The Dallas area’s gain of 402,000 highly educated people falls well short of the approximately 914,000 highly educated residents added in the same period in the New York City area. But it's comparable to the 427,000 added in and around Washington, D.C.

However, both of those areas have much higher housing and living costs, and the highly educated in those markets command markedly higher salaries.

The Dallas area's gain in highly educated talent is almost twice the 239,000 gain posted in Atlanta and its suburbs. Atlanta is often mentioned among the front-runners for HQ2, and its living and housing costs are similar to those in Dallas.

Dallas outpaced the other prospective HQ2 cities with similar business climates, and living and housing costs, as well. HQ2 contender Boston, for example, added only 277,000 highly educated people between 2008 and 2016 in the city and its suburbs. The Chicago area added 346,000 with a bachelor's degree or higher. Seattle, Amazon's current corporate base, added 270,000 highly educated residents in the eight-year span.

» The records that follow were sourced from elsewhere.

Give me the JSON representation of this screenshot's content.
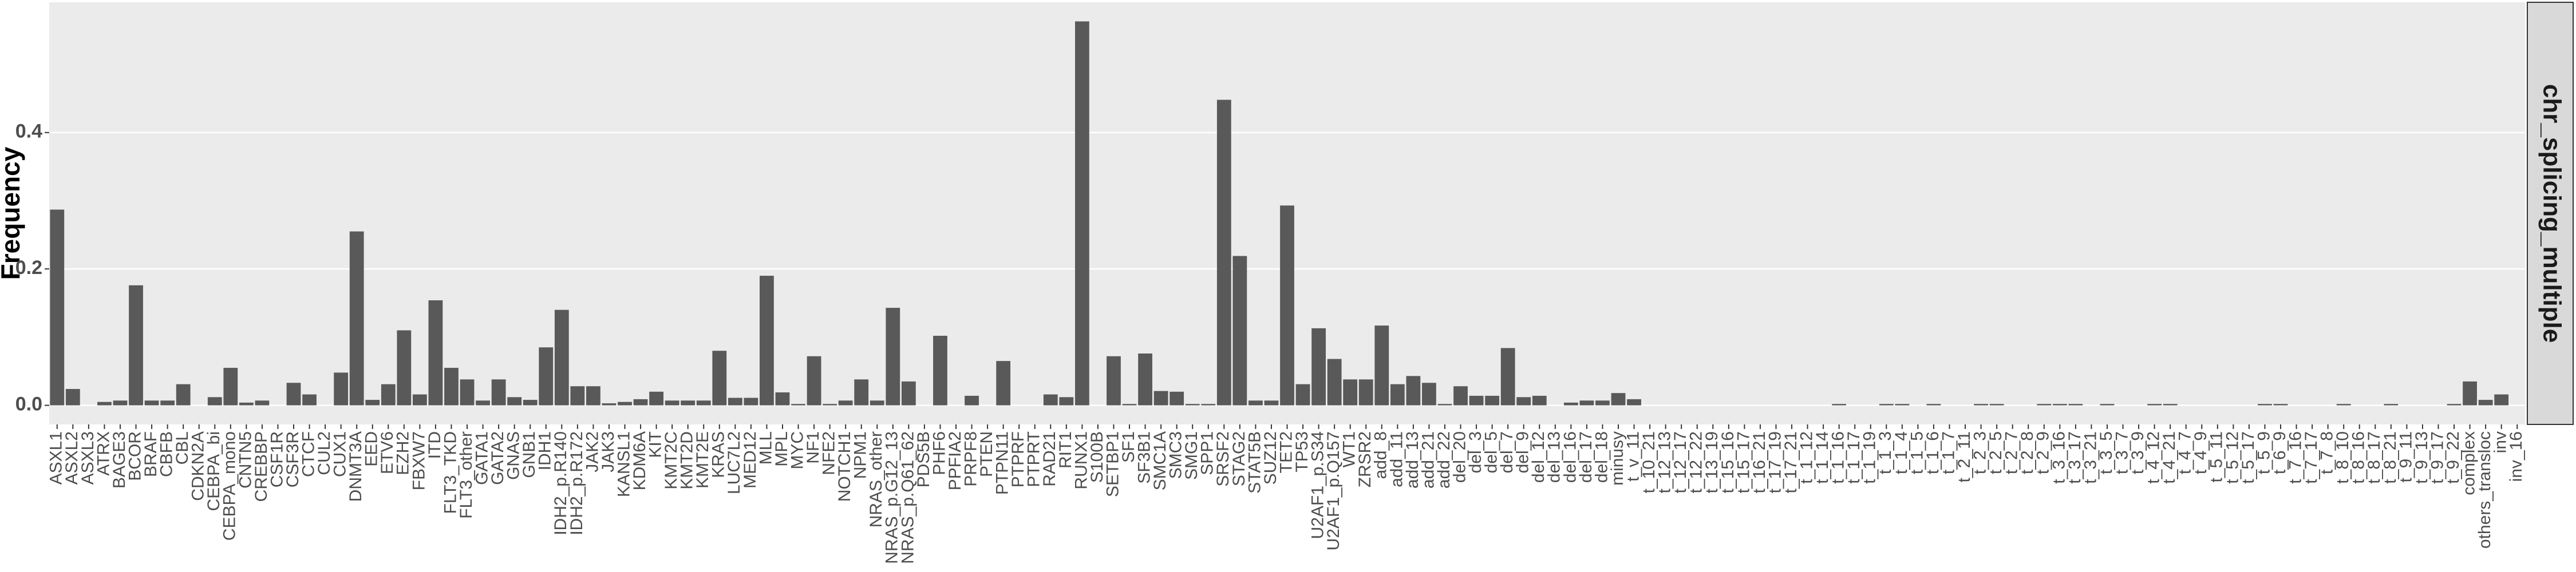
{
  "chart_data": {
    "type": "bar",
    "facet_label": "chr_splicing_multiple",
    "y_label": "Frequency",
    "color": "#595959",
    "ylim": [
      -0.028,
      0.591
    ],
    "yticks": [
      {
        "value": 0,
        "label": "0.0"
      },
      0.2,
      0.4
    ],
    "grid": true,
    "categories": [
      "ASXL1",
      "ASXL2",
      "ASXL3",
      "ATRX",
      "BAGE3",
      "BCOR",
      "BRAF",
      "CBFB",
      "CBL",
      "CDKN2A",
      "CEBPA_bi",
      "CEBPA_mono",
      "CNTN5",
      "CREBBP",
      "CSF1R",
      "CSF3R",
      "CTCF",
      "CUL2",
      "CUX1",
      "DNMT3A",
      "EED",
      "ETV6",
      "EZH2",
      "FBXW7",
      "ITD",
      "FLT3_TKD",
      "FLT3_other",
      "GATA1",
      "GATA2",
      "GNAS",
      "GNB1",
      "IDH1",
      "IDH2_p.R140",
      "IDH2_p.R172",
      "JAK2",
      "JAK3",
      "KANSL1",
      "KDM6A",
      "KIT",
      "KMT2C",
      "KMT2D",
      "KMT2E",
      "KRAS",
      "LUC7L2",
      "MED12",
      "MLL",
      "MPL",
      "MYC",
      "NF1",
      "NFE2",
      "NOTCH1",
      "NPM1",
      "NRAS_other",
      "NRAS_p.G12_13",
      "NRAS_p.Q61_62",
      "PDS5B",
      "PHF6",
      "PPFIA2",
      "PRPF8",
      "PTEN",
      "PTPN11",
      "PTPRF",
      "PTPRT",
      "RAD21",
      "RIT1",
      "RUNX1",
      "S100B",
      "SETBP1",
      "SF1",
      "SF3B1",
      "SMC1A",
      "SMC3",
      "SMG1",
      "SPP1",
      "SRSF2",
      "STAG2",
      "STAT5B",
      "SUZ12",
      "TET2",
      "TP53",
      "U2AF1_p.S34",
      "U2AF1_p.Q157",
      "WT1",
      "ZRSR2",
      "add_8",
      "add_11",
      "add_13",
      "add_21",
      "add_22",
      "del_20",
      "del_3",
      "del_5",
      "del_7",
      "del_9",
      "del_12",
      "del_13",
      "del_16",
      "del_17",
      "del_18",
      "minusy",
      "t_v_11",
      "t_10_21",
      "t_12_13",
      "t_12_17",
      "t_12_22",
      "t_13_19",
      "t_15_16",
      "t_15_17",
      "t_16_21",
      "t_17_19",
      "t_17_21",
      "t_1_12",
      "t_1_14",
      "t_1_16",
      "t_1_17",
      "t_1_19",
      "t_1_3",
      "t_1_4",
      "t_1_5",
      "t_1_6",
      "t_1_7",
      "t_2_11",
      "t_2_3",
      "t_2_5",
      "t_2_7",
      "t_2_8",
      "t_2_9",
      "t_3_16",
      "t_3_17",
      "t_3_21",
      "t_3_5",
      "t_3_7",
      "t_3_9",
      "t_4_12",
      "t_4_21",
      "t_4_7",
      "t_4_9",
      "t_5_11",
      "t_5_12",
      "t_5_17",
      "t_5_9",
      "t_6_9",
      "t_7_16",
      "t_7_17",
      "t_7_8",
      "t_8_10",
      "t_8_16",
      "t_8_17",
      "t_8_21",
      "t_9_11",
      "t_9_13",
      "t_9_17",
      "t_9_22",
      "complex",
      "others_transloc",
      "inv",
      "inv_16"
    ],
    "values": [
      0.287,
      0.024,
      0,
      0.005,
      0.007,
      0.176,
      0.007,
      0.007,
      0.031,
      0,
      0.012,
      0.055,
      0.004,
      0.007,
      0,
      0.033,
      0.016,
      0,
      0.048,
      0.255,
      0.008,
      0.031,
      0.11,
      0.016,
      0.154,
      0.055,
      0.038,
      0.007,
      0.038,
      0.012,
      0.008,
      0.085,
      0.14,
      0.028,
      0.028,
      0.003,
      0.005,
      0.009,
      0.02,
      0.007,
      0.007,
      0.007,
      0.08,
      0.011,
      0.011,
      0.19,
      0.019,
      0.002,
      0.072,
      0.002,
      0.007,
      0.038,
      0.007,
      0.143,
      0.035,
      0,
      0.102,
      0,
      0.014,
      0,
      0.065,
      0,
      0,
      0.016,
      0.012,
      0.563,
      0,
      0.072,
      0.002,
      0.076,
      0.021,
      0.02,
      0.002,
      0.002,
      0.448,
      0.219,
      0.007,
      0.007,
      0.293,
      0.031,
      0.113,
      0.068,
      0.038,
      0.038,
      0.117,
      0.031,
      0.043,
      0.033,
      0.002,
      0.028,
      0.014,
      0.014,
      0.084,
      0.012,
      0.014,
      0,
      0.004,
      0.007,
      0.007,
      0.018,
      0.009,
      0,
      0,
      0,
      0,
      0,
      0,
      0,
      0,
      0,
      0,
      0,
      0,
      0.002,
      0,
      0,
      0.002,
      0.002,
      0,
      0.002,
      0,
      0,
      0.002,
      0.002,
      0,
      0,
      0.002,
      0.002,
      0.002,
      0,
      0.002,
      0,
      0,
      0.002,
      0.002,
      0,
      0,
      0,
      0,
      0,
      0.002,
      0.002,
      0,
      0,
      0,
      0.002,
      0,
      0,
      0.002,
      0,
      0,
      0,
      0.002,
      0.035,
      0.008,
      0.016,
      0
    ]
  }
}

The point of JLL’s study was to compare talent levels in major cities and those cities’ suburbs, not to analyze specifically where Amazon may locate its second headquarters, so the HQ2 extrapolations are my own.

The study’s main takeaway for Dallas was that as more companies set up shop in the suburbs, the highly educated workers expected to fill those companies’ jobs are increasingly choosing to live in the city’s urban core.

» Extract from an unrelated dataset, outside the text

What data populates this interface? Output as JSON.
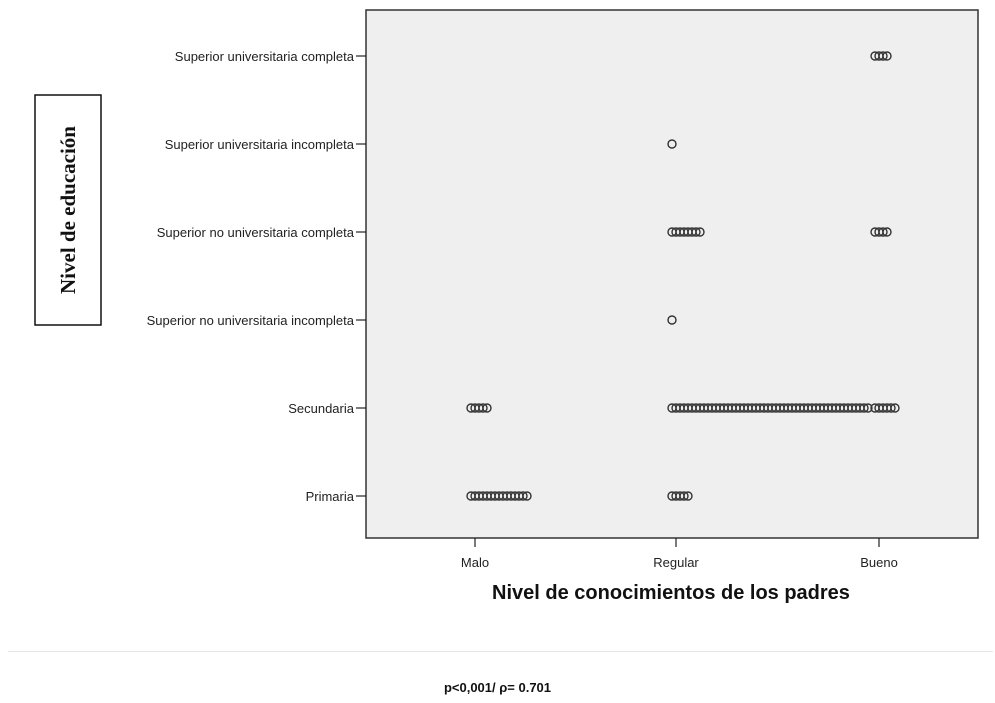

That could also bode well for Dallas, since Amazon reportedly favors locating in the heart of a city and not in a suburban setting. Then again, it may not be a major differentiator, given that nationwide, highly educated people are clustering in major cities faster than they are in the suburbs, JLL’s research found.

Major cities’ educated population across the U.S. is up 28.7 percent since 2008 in the urban core, whereas the suburbs surrounding those cities have increased their highly educated populations by 23.6 percent.

I interviewed Walt Bialas, JLL's director of research for Dallas, about these trends and their implications.

Bialas declined to discuss Amazon’s HQ2 search specifically, but he did say the DFW area has the talent and other qualities to lure companies seeking highly educated workers.

“One thing that the Dallas-Fort Worth area has that many other areas like Boston, Washington D.C. and Seattle don’t have is an amazingly good cost of living,” Bialas said. “People can afford to live a pretty good life, especially if you’re a young professional coming to Dallas. People will come here for those opportunities.”

The type of highly educated workers matters, too. Amazon will specifically need software and web developers at HQ2. A study by IT industry association CompTIA shows Dallas has a relatively strong case on the tech talent front.

DFW has 209,600 tech sector jobs, according to CompTIA. That soundly beats Austin, the only other Texas city still in contention for HQ2, which has 113,200 tech jobs. Breaking it down further into software and web developer positions, DFW has 39,183, and Austin has 20,389 positions of those types.

Turning to DFW’s out-of-state competition for HQ2, the nation’s biggest metro, the New York-Newark area, has the most tech workers, with 392,400 in the sector. Some 96,068 of those are software and web developers. The Atlanta metro has 155,600 tech sector workers. Of those, 32,722 are software and web developers.

Washington D.C., has 297,900 tech jobs, including 64,704 software and web developers. Boston has 263,500 tech jobs, including 52,588 software and web developers. The Denver area has 114,500 tech sector workers, including 24,476 software and web developers.

For perspective, the Seattle area, where Amazon is based now, has 178,800 tech workers. Some 63,037 are software and web developers, and many of them work for Amazon already.